Mixed models with ciTools

Matthew Avery

August 17, 2017


Obtaining uncertainty estimates for prediction generated by mixed models (such as those fit by lme4) in R has been a challenge for users for many years. Unlike lm objections, there are no easy ways to get confidence intervals for predictions based on merMod objects, let alone prediction intervals. Options that did exist were based on simulation or bootstrapping and thus require considerable computation time. This tutorial describes the approach used to derive parametric intervals for random intercept models, how to generate them quickly and easily using ciTools, and provides discussion about how to appropriately interpret and use these intervals. A brief discussion of simulation results is provided at the end to show some properties of these intervals, including comparisons to bootstrap methods.

Writing down our model

First, we’ll start by writing down our model and defining our terms so that we’re all on the same page. To an extent, I’ll follow the notation used by the author of lme4 (Doug Bates) in his 2010 book on the package.

\[\textbf{Y}|\textbf{G} = \textbf{g} \sim N(X\beta + Z\textbf{g}, \sigma^2I)\] \[\textbf{G} \sim N(0, \sigma_G^2I)\]

In the above, \(\textbf{Y}\) is our response vector for a particular group, \(X\) is the design matrix containing fixed effects, \(\beta\) is the vector of fixed effects parameters, \(Z\) is the random effects matrix, \(\textbf{G}\) is the vector of random effects with realizations \(\textbf{G}\), \(\sigma^2\) is the within-group variance, and \(\sigma_G^2\) is the between-group variance, and \(I\) is the identity matrix.

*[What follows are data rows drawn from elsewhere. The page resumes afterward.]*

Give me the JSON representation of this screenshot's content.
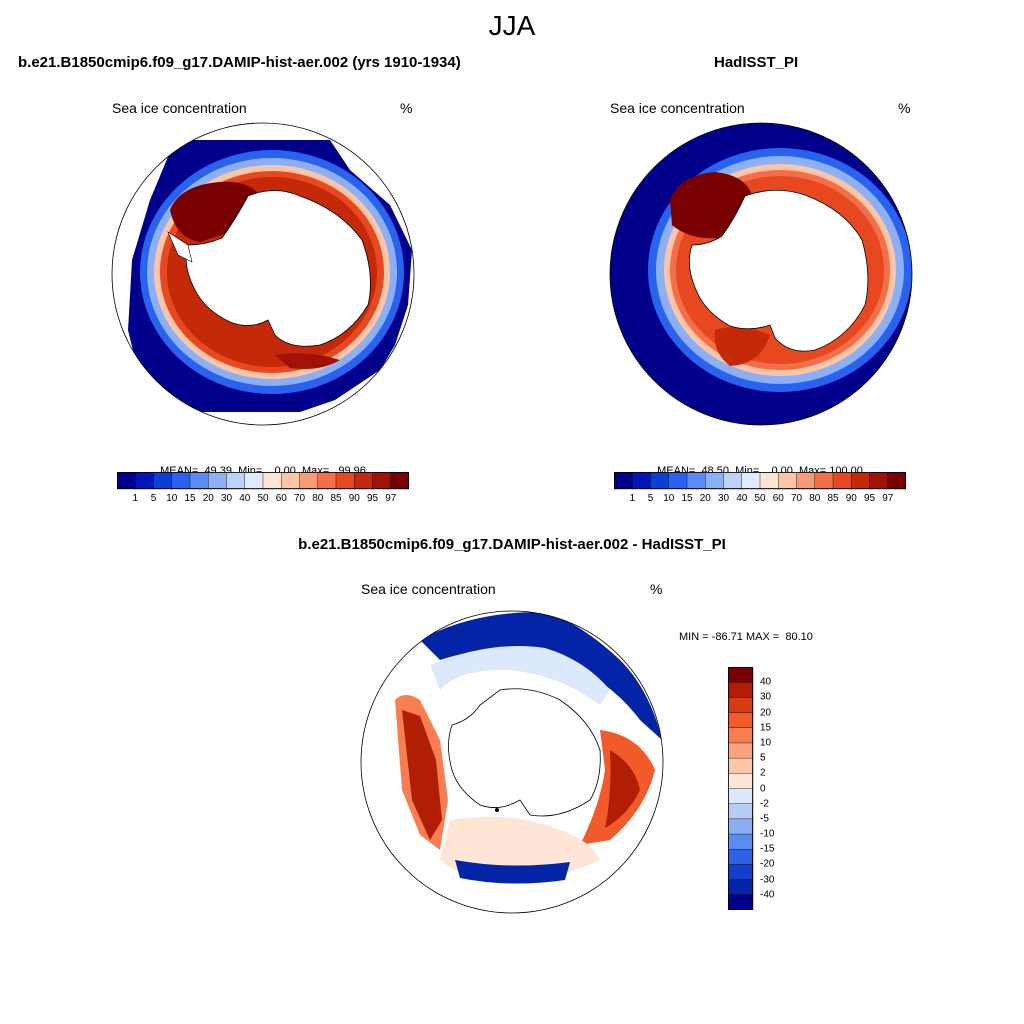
{
  "figure": {
    "title": "JJA"
  },
  "panels": [
    {
      "title": "b.e21.B1850cmip6.f09_g17.DAMIP-hist-aer.002 (yrs 1910-1934)",
      "left_label": "Sea ice concentration",
      "right_label": "%",
      "stats": {
        "mean": "MEAN=  49.39",
        "min": "Min=    0.00",
        "max": "Max=   99.96"
      }
    },
    {
      "title": "HadISST_PI",
      "left_label": "Sea ice concentration",
      "right_label": "%",
      "stats": {
        "mean": "MEAN=  48.50",
        "min": "Min=    0.00",
        "max": "Max= 100.00"
      }
    },
    {
      "title": "b.e21.B1850cmip6.f09_g17.DAMIP-hist-aer.002 - HadISST_PI",
      "left_label": "Sea ice concentration",
      "right_label": "%",
      "minmax": "MIN = -86.71 MAX =  80.10"
    }
  ],
  "colorbar_abs": {
    "levels": [
      "1",
      "5",
      "10",
      "15",
      "20",
      "30",
      "40",
      "50",
      "60",
      "70",
      "80",
      "85",
      "90",
      "95",
      "97"
    ],
    "colors": [
      "#00008c",
      "#0018b8",
      "#0a3fd8",
      "#2a62f0",
      "#5a8cf5",
      "#8cb0f5",
      "#bcd2f8",
      "#e0ecfb",
      "#fde5d4",
      "#fcc5a8",
      "#f99a76",
      "#f46e4a",
      "#e84820",
      "#c42a0a",
      "#a01206",
      "#780000"
    ]
  },
  "colorbar_diff": {
    "levels": [
      "40",
      "30",
      "20",
      "15",
      "10",
      "5",
      "2",
      "0",
      "-2",
      "-5",
      "-10",
      "-15",
      "-20",
      "-30",
      "-40"
    ],
    "colors": [
      "#780000",
      "#b21e04",
      "#d83a12",
      "#f25a2a",
      "#f87e52",
      "#fba27e",
      "#fdc6a8",
      "#fde6d6",
      "#dce8fb",
      "#b6cdf6",
      "#8aaef3",
      "#5a8cf0",
      "#2e62e6",
      "#1240cc",
      "#0424a8",
      "#00008c"
    ]
  },
  "colors": {
    "land": "#ffffff",
    "coast": "#000000",
    "frame": "#000000"
  }
}
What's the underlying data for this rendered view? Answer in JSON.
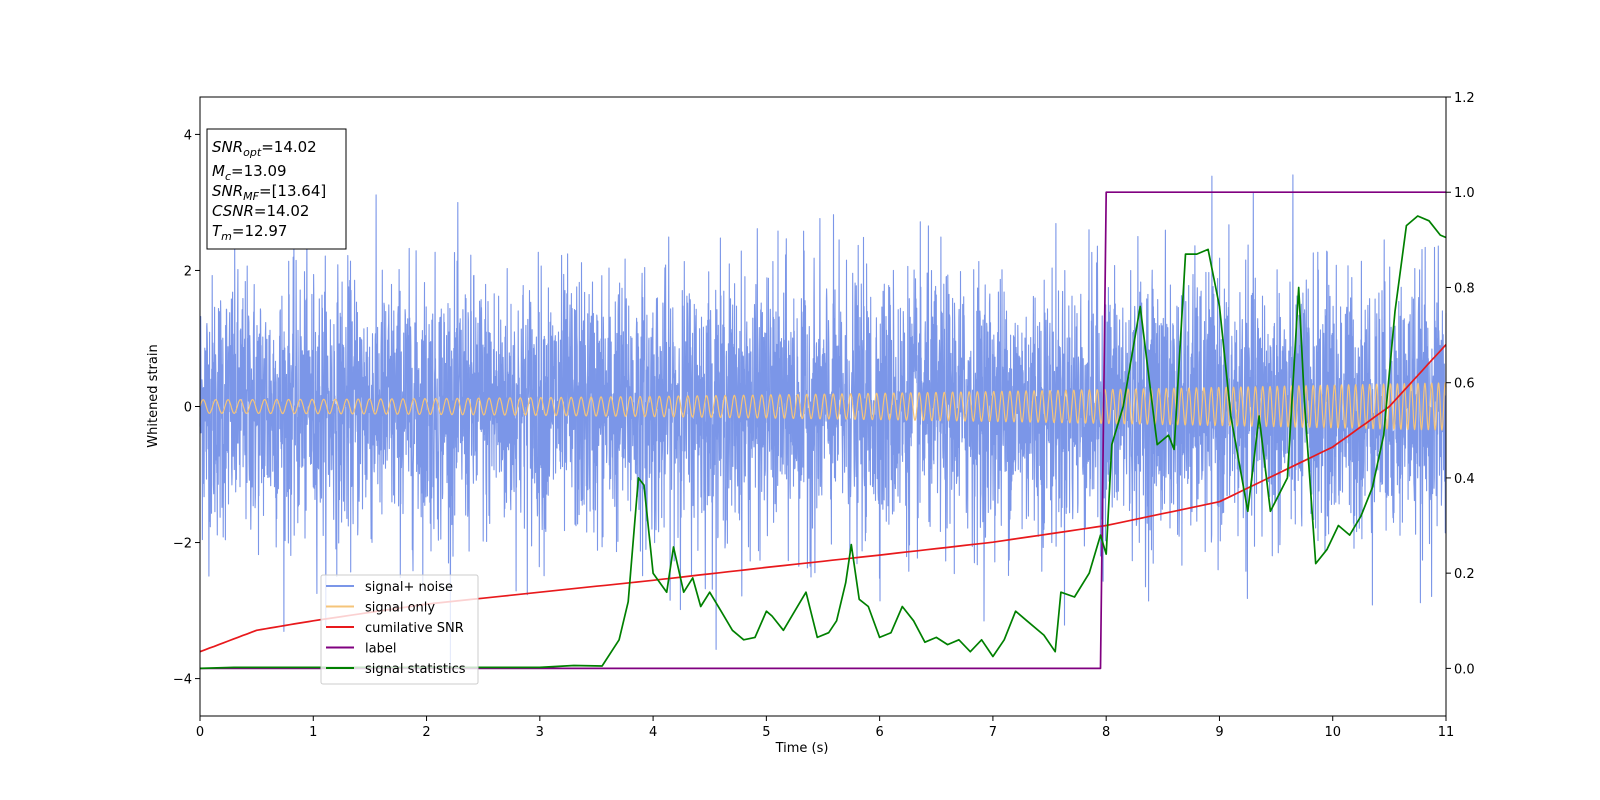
{
  "chart_data": {
    "type": "line",
    "xlabel": "Time (s)",
    "ylabel": "Whitened strain",
    "xlim": [
      0,
      11
    ],
    "ylim": [
      -4.55,
      4.55
    ],
    "y2lim": [
      -0.1,
      1.2
    ],
    "x_ticks": [
      "0",
      "1",
      "2",
      "3",
      "4",
      "5",
      "6",
      "7",
      "8",
      "9",
      "10",
      "11"
    ],
    "y_ticks": [
      "-4",
      "-2",
      "0",
      "2",
      "4"
    ],
    "y2_ticks": [
      "0.0",
      "0.2",
      "0.4",
      "0.6",
      "0.8",
      "1.0",
      "1.2"
    ],
    "grid": false,
    "legend_position": "lower-left",
    "info_box": {
      "lines": [
        {
          "name": "SNR",
          "sub": "opt",
          "value": "=14.02"
        },
        {
          "name": "M",
          "sub": "c",
          "value": "=13.09"
        },
        {
          "name": "SNR",
          "sub": "MF",
          "value": "=[13.64]"
        },
        {
          "name": "CSNR",
          "sub": "",
          "value": "=14.02"
        },
        {
          "name": "T",
          "sub": "m",
          "value": "=12.97"
        }
      ]
    },
    "series": [
      {
        "name": "signal+ noise",
        "color": "#7b96e8",
        "axis": "left",
        "kind": "noise",
        "std": 0.95,
        "approx_range": [
          -4.1,
          3.95
        ]
      },
      {
        "name": "signal only",
        "color": "#f5c47a",
        "axis": "left",
        "kind": "chirp",
        "amplitude_start": 0.1,
        "amplitude_end": 0.35
      },
      {
        "name": "cumilative SNR",
        "color": "#e8191c",
        "axis": "right",
        "x": [
          0,
          0.5,
          1,
          2,
          3,
          4,
          5,
          6,
          7,
          8,
          9,
          10,
          10.5,
          11
        ],
        "y": [
          0.035,
          0.08,
          0.1,
          0.135,
          0.16,
          0.185,
          0.212,
          0.238,
          0.265,
          0.3,
          0.35,
          0.465,
          0.55,
          0.68
        ]
      },
      {
        "name": "label",
        "color": "#800080",
        "axis": "right",
        "x": [
          0,
          7.95,
          8.0,
          11
        ],
        "y": [
          0.0,
          0.0,
          1.0,
          1.0
        ]
      },
      {
        "name": "signal statistics",
        "color": "#008000",
        "axis": "right",
        "x": [
          0,
          0.3,
          3.0,
          3.3,
          3.55,
          3.7,
          3.78,
          3.87,
          3.92,
          4.0,
          4.12,
          4.18,
          4.27,
          4.35,
          4.42,
          4.5,
          4.6,
          4.7,
          4.8,
          4.9,
          5.0,
          5.05,
          5.15,
          5.25,
          5.35,
          5.45,
          5.55,
          5.62,
          5.7,
          5.75,
          5.82,
          5.9,
          6.0,
          6.1,
          6.2,
          6.3,
          6.4,
          6.5,
          6.6,
          6.7,
          6.8,
          6.9,
          7.0,
          7.1,
          7.2,
          7.3,
          7.45,
          7.55,
          7.6,
          7.72,
          7.85,
          7.95,
          8.0,
          8.05,
          8.15,
          8.3,
          8.45,
          8.55,
          8.6,
          8.7,
          8.8,
          8.9,
          9.0,
          9.1,
          9.25,
          9.35,
          9.45,
          9.6,
          9.7,
          9.75,
          9.85,
          9.95,
          10.05,
          10.15,
          10.25,
          10.35,
          10.45,
          10.55,
          10.65,
          10.75,
          10.85,
          10.95,
          11
        ],
        "y": [
          0.0,
          0.002,
          0.002,
          0.006,
          0.005,
          0.06,
          0.14,
          0.4,
          0.385,
          0.2,
          0.16,
          0.255,
          0.16,
          0.19,
          0.13,
          0.16,
          0.12,
          0.08,
          0.06,
          0.065,
          0.12,
          0.11,
          0.08,
          0.12,
          0.16,
          0.065,
          0.075,
          0.1,
          0.18,
          0.26,
          0.145,
          0.13,
          0.065,
          0.075,
          0.13,
          0.1,
          0.055,
          0.065,
          0.05,
          0.06,
          0.035,
          0.06,
          0.025,
          0.06,
          0.12,
          0.1,
          0.07,
          0.035,
          0.16,
          0.15,
          0.2,
          0.28,
          0.24,
          0.47,
          0.55,
          0.76,
          0.47,
          0.49,
          0.46,
          0.87,
          0.87,
          0.88,
          0.76,
          0.53,
          0.33,
          0.53,
          0.33,
          0.4,
          0.8,
          0.56,
          0.22,
          0.25,
          0.3,
          0.28,
          0.32,
          0.38,
          0.49,
          0.75,
          0.93,
          0.95,
          0.94,
          0.91,
          0.905
        ]
      }
    ]
  }
}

When considering uncertainty estimates for fitted values from this model, the following may be important sources of uncertainty:

  1. \(\sigma^2\)
  2. \(SE(\hat{\beta})\)
  3. \(\sigma_G^2\)
  4. \(SE(\hat{g})\)

Some of these are easier to estimate than others, and all of these can drive uncertainty when estimating both confidence intervals and prediction intervals in mixed models. We’ll refer to these sources of uncertainty below by the numbers associated with them in the above list.

Types of intervals

Conditional vs. unconditional confidence intervals

ciTools offers two approaches for estimating confidence and prediction intervals for mixed models, and they differ based on whether we want to condition on the random effects or not. We’ll look at the difference between conditional and unconditional intervals in terms of confidence intervals first. The “conditional” confidence interval is an interval for the expected value of an observation made under a particular set of covariate values conditional on that observation coming from a known group. In other words, this is a confidence interval for \(E(Y_{ij}|G_j = g_j)\) for a particular value of \(g_j\). (Note that while it would be more precise to state these expectations conditionally on a vector of covariates, \(x_{ij}\) as well as \(g_j\), we omit the covariate vector from the expression for simplicity.) When we estimate this conditional expectation, we have

\[E(Y_{ij}|G_j=g_j) = E(X_{ij}\beta) + E(g_j) + E(\epsilon_{ij}) = X_{ij}\beta + g_j\]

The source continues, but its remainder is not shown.